Les assemblées sont une conséquence directe du besoin de demeurer dans les rues, espace public réinvesti massivement. C’est pourquoi, il n’est pas fortuit qu’elles ont toutes commencé à se réunir au coin des rues ou dans les places publiques pour témoigner leur présence dans les lieux réappropriés le 19 décembre. « Personne ne sait qui a convoqué ni pourquoi : Réunion de voisins, ‘cacerolazo’, assemblée ? Quelques petites pancartes timides, inconnues (…) Au coin de la rue qui est à l’ombre, un petit groupe avec une tête de… regarde un petit groupe sur le trottoir ensoleillé, et un autre au troisième coin, puis un quatrième (…) quelqu’un a convoqué mais on ne sait pas qui (…) au milieu de la rue, au milieu de nulle part, on confectionne la pancarte : jour, heure et lieu de la réunion. On la montre aux gens ; On la lit. Sur la place, on chante l’hymne. Une Assemblée de quartier vient de naître » 16

Les premières réunions des Assemblées furent l’occasion de nouvelles fondations (a) politiques, (b) culturelles et (c) spatiales. Il existait bien des assemblées dans différents domaines, mais elles se constituaient toujours autour d’une activité précise ou autour d’un conflit, aussi bien dans les usines qu’à l’université ou dans un quartier pour une réclamation ponctuelle. Elles étaient convoquées généralement par une organisation politique ou sociale puis disparaissaient aussitôt. En vérité, phénomène nouveau, elles n’avaient même pas de référence spatiale.

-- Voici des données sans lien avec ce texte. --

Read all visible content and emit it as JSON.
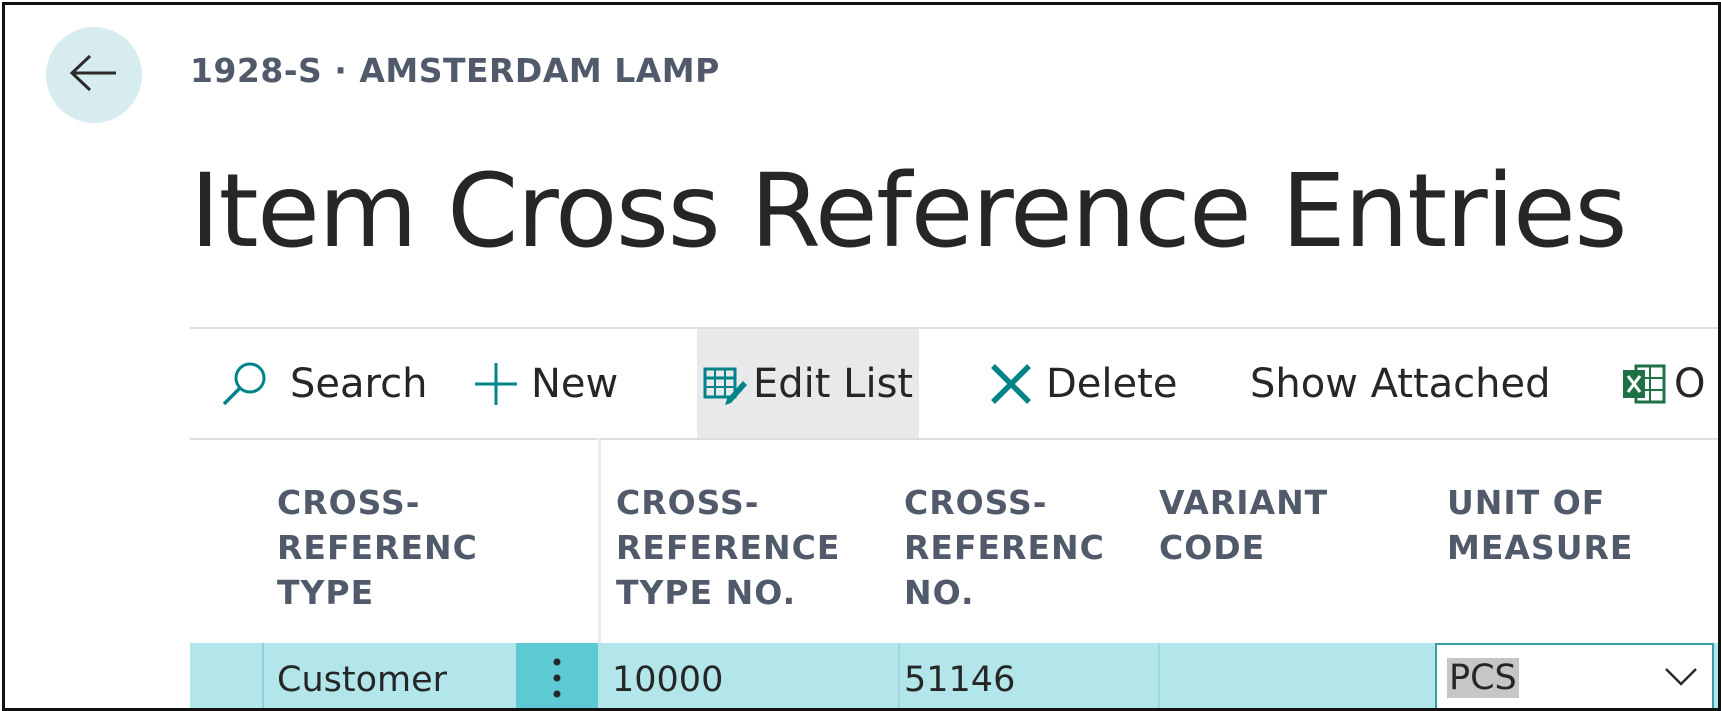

a) Sur le plan politique : Toute personne peut participer aux Assemblées quelle que soit son appartenance politique, militance partisane ou idéologique. Aucune condition n’est exigée pour y participer. De fait, c’est un lieu de rencontre de personnes qui sortent protester pour la première fois dans les rues sans aucune expérience politique antérieure, de militants de partis politiques et de mouvements sociaux (principalement à gauche), et d’anciens militants des années soixante-dix qui , après de nombreuses années à vide, trouvent enfin un large espace idéologique. Phénomène transversal, il touche toutes les classes sociales : les fonctionnaires de second échelon du gouvernement de la Ville de Buenos Aires y ont même participé, depuis le début, en qualité de voisins avec le désir de se démarquer d’un régime qui venait d’être renversé bien que leur présence ait provoqué de nombreuses frictions dans les Assemblées.

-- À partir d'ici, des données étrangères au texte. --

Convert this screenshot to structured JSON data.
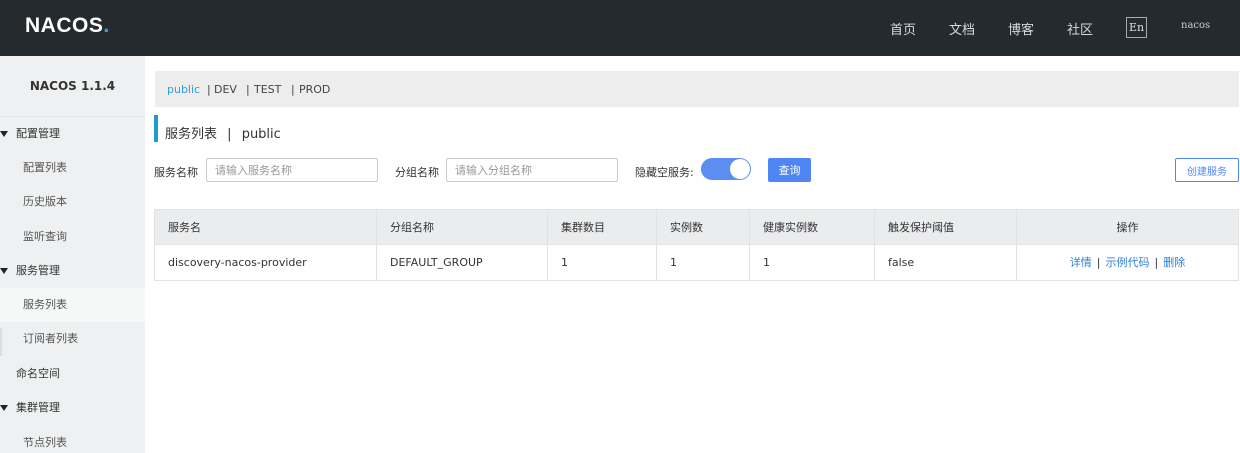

b) Sur le plan culturel : L’un des premiers débats tourna autour du nom à donner aux Assemblées : de voisinage ? de quartier ? populaires ? Chaque Assemblée en décida de façon autonome selon la plus ou moins grande influence des partis exercée par les partis de gauche qui voulaient imposer le terme ‘populaire’. Ce fut l’occasion d’un chaleureux débat dans le quartier de San Telmo.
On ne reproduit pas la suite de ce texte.